Members of the Georgia Tech community expressed shock and concern Friday, a day after a student was reportedly raped in the midst of an evening of tailgating and football revelry.

Georgia Tech officials sent out an email notification of the attack to students shortly before 10 p.m. Thursday, as a near capacity crowd of 50,000 watched Tech play Virginia Tech.

It was the latest and most serious report of crimes against Tech students, including three assaults on females in the past several weeks.

The notification to students said the incident occurred behind the Sigma Nu fraternity house, which is near Bobby Dodd stadium, and said the suspect was an Hispanic man in his 40s.

According to a report filed by Georgia Tech police Officer Cassandra Davis, the victim declined Thursday evening to be interviewed by police at the scene but said she would contact them Friday. She also declined to accompany paramedics to Grady hospital for a physical exam.

A campus spokesman said Friday that the woman did get back in touch with officers and was interviewed. The spokeswoman did not provide further details.

Meanwhile, other students grappled with the implications of the reported rape.

“It happened at 6:30 p.m. when there were all these people around, which made it seem like it could happen anywhere," said student Christine Lee, 21.

Joe Gammie, president of Tech’s chapter of the Sigma Nu, said said proximity was his fraternity’s only connection to the incident and that the chapter is working with Georgia Tech police. The fraternity has no control over the alley, he said, which winds between wooden fences and brick walls and runs past an electrical substation to the loading dock of the library.

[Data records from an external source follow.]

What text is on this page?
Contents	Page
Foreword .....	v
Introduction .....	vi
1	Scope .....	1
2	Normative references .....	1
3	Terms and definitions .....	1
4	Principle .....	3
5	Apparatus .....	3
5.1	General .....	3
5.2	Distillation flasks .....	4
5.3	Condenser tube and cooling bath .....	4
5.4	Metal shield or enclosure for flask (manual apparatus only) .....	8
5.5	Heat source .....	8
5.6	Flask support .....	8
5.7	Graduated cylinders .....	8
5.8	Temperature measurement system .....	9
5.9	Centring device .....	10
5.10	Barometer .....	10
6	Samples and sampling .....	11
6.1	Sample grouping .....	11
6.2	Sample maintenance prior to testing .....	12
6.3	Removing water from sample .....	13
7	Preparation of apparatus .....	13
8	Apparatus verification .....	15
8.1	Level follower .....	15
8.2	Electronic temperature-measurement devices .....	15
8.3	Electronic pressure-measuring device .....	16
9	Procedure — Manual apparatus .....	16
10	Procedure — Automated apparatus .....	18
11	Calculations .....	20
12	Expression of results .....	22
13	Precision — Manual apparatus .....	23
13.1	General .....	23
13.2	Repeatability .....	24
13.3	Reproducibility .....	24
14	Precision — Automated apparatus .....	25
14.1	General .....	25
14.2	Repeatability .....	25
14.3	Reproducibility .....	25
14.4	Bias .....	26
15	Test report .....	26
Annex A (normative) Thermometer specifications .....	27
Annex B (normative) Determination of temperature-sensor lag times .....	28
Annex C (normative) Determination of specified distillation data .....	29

“It’s unfortunate that our name was associated with it,” said Gammie, 20, a third-year mechanical engineering student, “but the real tragedy is that a young woman was raped.”

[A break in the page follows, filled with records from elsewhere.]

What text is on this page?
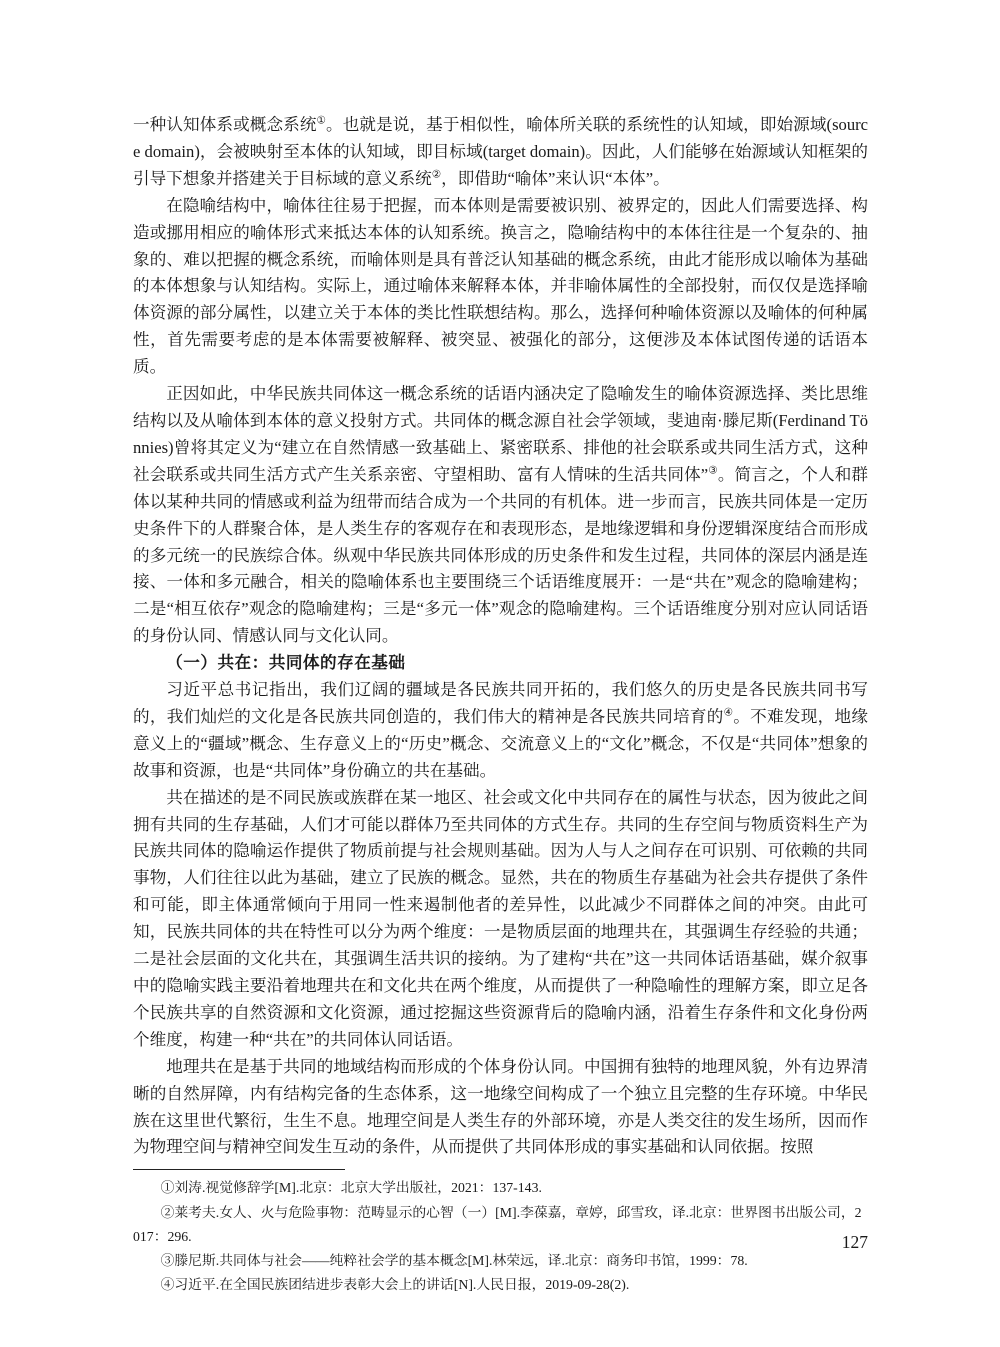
一种认知体系或概念系统①。也就是说，基于相似性，喻体所关联的系统性的认知域，即始源域(source domain)，会被映射至本体的认知域，即目标域(target domain)。因此，人们能够在始源域认知框架的引导下想象并搭建关于目标域的意义系统②，即借助“喻体”来认识“本体”。

在隐喻结构中，喻体往往易于把握，而本体则是需要被识别、被界定的，因此人们需要选择、构造或挪用相应的喻体形式来抵达本体的认知系统。换言之，隐喻结构中的本体往往是一个复杂的、抽象的、难以把握的概念系统，而喻体则是具有普泛认知基础的概念系统，由此才能形成以喻体为基础的本体想象与认知结构。实际上，通过喻体来解释本体，并非喻体属性的全部投射，而仅仅是选择喻体资源的部分属性，以建立关于本体的类比性联想结构。那么，选择何种喻体资源以及喻体的何种属性，首先需要考虑的是本体需要被解释、被突显、被强化的部分，这便涉及本体试图传递的话语本质。

正因如此，中华民族共同体这一概念系统的话语内涵决定了隐喻发生的喻体资源选择、类比思维结构以及从喻体到本体的意义投射方式。共同体的概念源自社会学领域，斐迪南·滕尼斯(Ferdinand Tönnies)曾将其定义为“建立在自然情感一致基础上、紧密联系、排他的社会联系或共同生活方式，这种社会联系或共同生活方式产生关系亲密、守望相助、富有人情味的生活共同体”③。简言之，个人和群体以某种共同的情感或利益为纽带而结合成为一个共同的有机体。进一步而言，民族共同体是一定历史条件下的人群聚合体，是人类生存的客观存在和表现形态，是地缘逻辑和身份逻辑深度结合而形成的多元统一的民族综合体。纵观中华民族共同体形成的历史条件和发生过程，共同体的深层内涵是连接、一体和多元融合，相关的隐喻体系也主要围绕三个话语维度展开：一是“共在”观念的隐喻建构；二是“相互依存”观念的隐喻建构；三是“多元一体”观念的隐喻建构。三个话语维度分别对应认同话语的身份认同、情感认同与文化认同。

（一）共在：共同体的存在基础

习近平总书记指出，我们辽阔的疆域是各民族共同开拓的，我们悠久的历史是各民族共同书写的，我们灿烂的文化是各民族共同创造的，我们伟大的精神是各民族共同培育的④。不难发现，地缘意义上的“疆域”概念、生存意义上的“历史”概念、交流意义上的“文化”概念，不仅是“共同体”想象的故事和资源，也是“共同体”身份确立的共在基础。

共在描述的是不同民族或族群在某一地区、社会或文化中共同存在的属性与状态，因为彼此之间拥有共同的生存基础，人们才可能以群体乃至共同体的方式生存。共同的生存空间与物质资料生产为民族共同体的隐喻运作提供了物质前提与社会规则基础。因为人与人之间存在可识别、可依赖的共同事物，人们往往以此为基础，建立了民族的概念。显然，共在的物质生存基础为社会共存提供了条件和可能，即主体通常倾向于用同一性来遏制他者的差异性，以此减少不同群体之间的冲突。由此可知，民族共同体的共在特性可以分为两个维度：一是物质层面的地理共在，其强调生存经验的共通；二是社会层面的文化共在，其强调生活共识的接纳。为了建构“共在”这一共同体话语基础，媒介叙事中的隐喻实践主要沿着地理共在和文化共在两个维度，从而提供了一种隐喻性的理解方案，即立足各个民族共享的自然资源和文化资源，通过挖掘这些资源背后的隐喻内涵，沿着生存条件和文化身份两个维度，构建一种“共在”的共同体认同话语。

地理共在是基于共同的地域结构而形成的个体身份认同。中国拥有独特的地理风貌，外有边界清晰的自然屏障，内有结构完备的生态体系，这一地缘空间构成了一个独立且完整的生存环境。中华民族在这里世代繁衍，生生不息。地理空间是人类生存的外部环境，亦是人类交往的发生场所，因而作为物理空间与精神空间发生互动的条件，从而提供了共同体形成的事实基础和认同依据。按照

①刘涛.视觉修辞学[M].北京：北京大学出版社，2021：137-143.

②莱考夫.女人、火与危险事物：范畴显示的心智（一）[M].李葆嘉，章婷，邱雪玫，译.北京：世界图书出版公司，2017：296.

③滕尼斯.共同体与社会——纯粹社会学的基本概念[M].林荣远，译.北京：商务印书馆，1999：78.

④习近平.在全国民族团结进步表彰大会上的讲话[N].人民日报，2019-09-28(2).

127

Standing Friday on the columned front porch of the fraternity house, Gammie described the scene from the previous evening, when hundreds of students had gathered to tailgate in the street in front of the house and on the roof of a nearby parking deck.

Kasey Culler, 21, a fourth-year pre-law student, said she was disappointed that the university relied solely upon email to alert female students about the attack. Some did not see the email until Friday morning.

The university is outfitted with an emergency communications system used during tornadoes or other events that pose a serious risk to a large number of people. Those alerts are sent in form of text messages and voice messages as well as emails.

Tech’s emergency management personnel said utilizing that system to alert students to Thursday evening’s attack would have been inappropriate, since the school couldn’t recommend any specific action to ensure safety, according to spokeswoman Lisa Grovenstein.

Eran Mordel, vice president of student affairs within the school's student government association, praised the school’s action, calling it “a solid response.”

“It’s always disturbing when something like this happens,” said Mordel, "but Georgia Tech takes these things seriously.”